We need to take heed of international experiences and contextualise this to our lived reality in South Africa. Another important factor in the struggle against hyper-financialization is the contrasting example of China,. A key factor has been the use of China’s extensive, state-owned banking system, against the growth of speculative capital—what the Chinese refer to as the war against the “disorderly expansion of capital, meaning speculative capital.

Many important lessons can be derived from international experience and debates. The financial sector and to an extent national treasury should not be tone-deaf to the socio-economic reality and the structural problems that inhibit growth faced by our economy.

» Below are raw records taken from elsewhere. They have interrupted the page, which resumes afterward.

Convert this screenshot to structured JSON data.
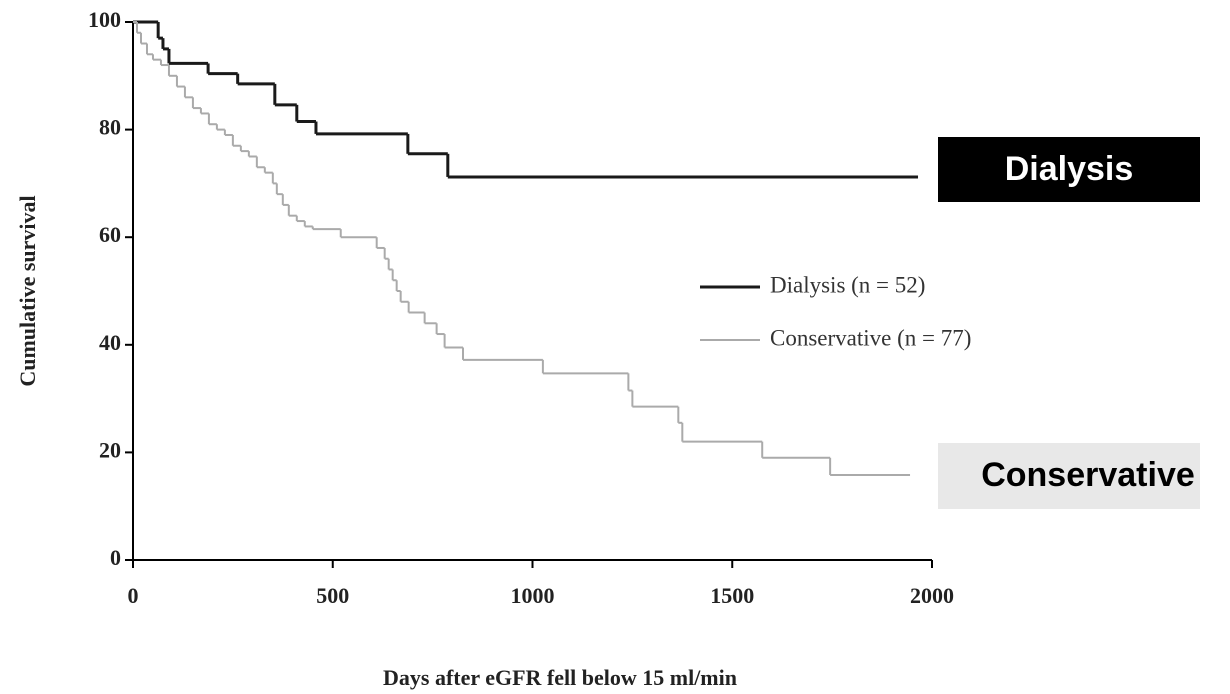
{
  "chart_data": {
    "type": "step",
    "x_label": "Days after eGFR fell below 15 ml/min",
    "y_label": "Cumulative survival",
    "xlim": [
      0,
      2000
    ],
    "xticks": [
      0,
      500,
      1000,
      1500,
      2000
    ],
    "ylim": [
      0,
      100
    ],
    "yticks": [
      0,
      20,
      40,
      60,
      80,
      100
    ],
    "legend": "right",
    "annotations": [
      "Dialysis",
      "Conservative"
    ],
    "series": [
      {
        "name": "Dialysis (n = 52)",
        "color": "#1a1a1a",
        "x": [
          0,
          63,
          75,
          90,
          188,
          262,
          355,
          410,
          458,
          688,
          788,
          1965
        ],
        "values": [
          100,
          97,
          95,
          92.3,
          90.4,
          88.5,
          84.6,
          81.5,
          79.2,
          75.5,
          71.2,
          71.2
        ]
      },
      {
        "name": "Conservative (n = 77)",
        "color": "#aaaaaa",
        "x": [
          0,
          10,
          20,
          35,
          50,
          70,
          90,
          110,
          130,
          150,
          170,
          190,
          210,
          230,
          250,
          270,
          290,
          310,
          330,
          350,
          360,
          375,
          390,
          410,
          430,
          450,
          520,
          610,
          630,
          640,
          650,
          660,
          670,
          690,
          730,
          760,
          780,
          826,
          1026,
          1240,
          1250,
          1365,
          1375,
          1575,
          1745,
          1945
        ],
        "values": [
          100,
          98,
          96,
          94,
          93,
          92,
          90,
          88,
          86,
          84,
          83,
          81,
          80,
          79,
          77,
          76,
          75,
          73,
          72,
          70,
          68,
          66,
          64,
          63,
          62,
          61.5,
          60,
          58,
          56,
          54,
          52,
          50,
          48,
          46,
          44,
          42,
          39.5,
          37.2,
          34.7,
          31.5,
          28.5,
          25.5,
          22,
          19,
          15.8,
          15.8
        ]
      }
    ]
  }
}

There a various options available such as using our public sector balance sheet that includes the PIC, GEFP, and UIF.  The Government employees pension fund for instance has accumulated surpluses of R470 billion between 2012/ 2013 and 2020/ 2021. This was equivalent to an annual average surplus of R52.2 billion during the period. There is no reason for it to have such surpluses. The surpluses do not benefit workers. We must be able to direct these surpluses in the productive capabilities of the state to support industrialization  

Using the private sector balance sheet. The financial sector alone has total total assets of about R21.3 trillion. This comprised bank assets of R6.7 trillion and non-bank financial assets of R14.6 trillion. A social compact with a 10% target for impact or developmental investments could raise more than R1 trillion within the next five years, this could make a huge difference to the transformational agenda of government. We appreciate that this requires the building of sufficient state capabilities and ensuring efficiencies in the administration of government.

The people of South Africa are growing impatient with the lack of growth, and opportunities which has enabled criminal networks to be entrenched in our society scavenging for opportunities.  Without addressing the transformation of the structure of the economy we will not be able to confront the socio-economic challenges brought about by the lack of growth.